DCSIMG

Rise in dog attacks in deprived areas

One of the dogs believed to be involved in the fatal attack on Jade Lomas-Anderson

One of the dogs believed to be involved in the fatal attack on Jade Lomas-Anderson

HOSPITAL admissions for dog bites are three times as high in the most deprived areas of England as in the least, official figures show - with 61 here in the borough in the past year alone.

A report from the Health and Social Care Information Centre (HSCIC) found that in the 12 months to January 2014, there were 61 admissions in the borough for dog bites (19.5 per 100,000 people).

The highest rates in the most deprived areas of the country was 24.1 per 100,000, compared with 8.1 per 100,000 in the least deprived.

The report also found that dog bites are more common in the summer, and children under nine are the most likely to be injured.

They suffer more head injuries than teenagers and adults, who are more likely to experience wounds to the wrists and hands.

In the wake of the tragic death of Atherton teenager Jade Lomas-Anderson, this latest news has only served to heighten calls for tougher laws governing dogs.

The 14-year-old was mauled to death by a pack of dogs at a freind’s house on Chaucer Grove in March last year.

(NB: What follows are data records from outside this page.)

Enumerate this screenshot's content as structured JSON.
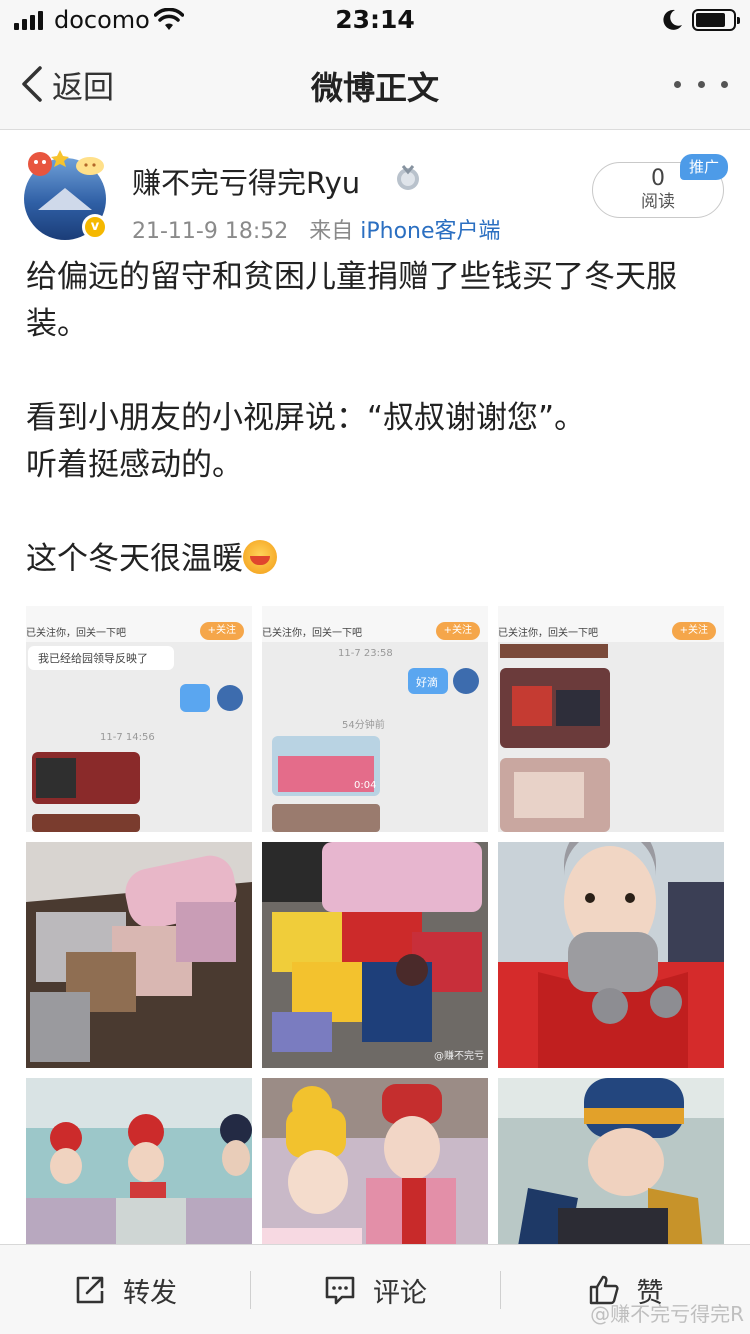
{
  "status_bar": {
    "carrier": "docomo",
    "time": "23:14",
    "battery_level": 0.8
  },
  "nav": {
    "back_label": "返回",
    "title": "微博正文"
  },
  "author": {
    "name": "赚不完亏得完Ryu",
    "timestamp": "21-11-9 18:52",
    "source_prefix": "来自",
    "source": "iPhone客户端"
  },
  "read_count": {
    "value": "0",
    "label": "阅读",
    "promo_badge": "推广"
  },
  "post": {
    "paragraphs": [
      "给偏远的留守和贫困儿童捐赠了些钱买了冬天服装。",
      "",
      "看到小朋友的小视屏说：“叔叔谢谢您”。",
      "听着挺感动的。",
      "",
      "这个冬天很温暖"
    ]
  },
  "images": {
    "chat1": {
      "header": "已关注你，回关一下吧",
      "follow": "+关注",
      "bubble": "我已经给园领导反映了",
      "time": "11-7 14:56"
    },
    "chat2": {
      "header": "已关注你，回关一下吧",
      "follow": "+关注",
      "time": "11-7 23:58",
      "bubble": "好滴",
      "ago": "54分钟前",
      "video_duration": "0:04"
    },
    "chat3": {
      "header": "已关注你，回关一下吧",
      "follow": "+关注"
    },
    "watermark1": "@赚不完亏",
    "watermark2": "@赚不完亏"
  },
  "toolbar": {
    "repost": "转发",
    "comment": "评论",
    "like": "赞"
  },
  "page_watermark": "@赚不完亏得完R",
  "colors": {
    "link_blue": "#2b6fc1",
    "promo_blue": "#4d9be8",
    "follow_orange": "#f5a64a",
    "verified_gold": "#f5b800"
  }
}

Since then her family have campaigned for tougher laws governing dangerous dogs and also set up Jade’s Campaign - a charity which aims to educate dog owners.

Kingsley Manning, chairman of the HSCIC, said: “Hospital admissions for bites and strikes by dogs are three times as high in the most deprived areas of England as in the least deprived areas.

“We know that dog bite rates are particularly high among young children.

“As we head towards the summer months, when admission rates for dog bites are at their highest, these trends may be worth further study by healthcare organisations and public sector bodies.”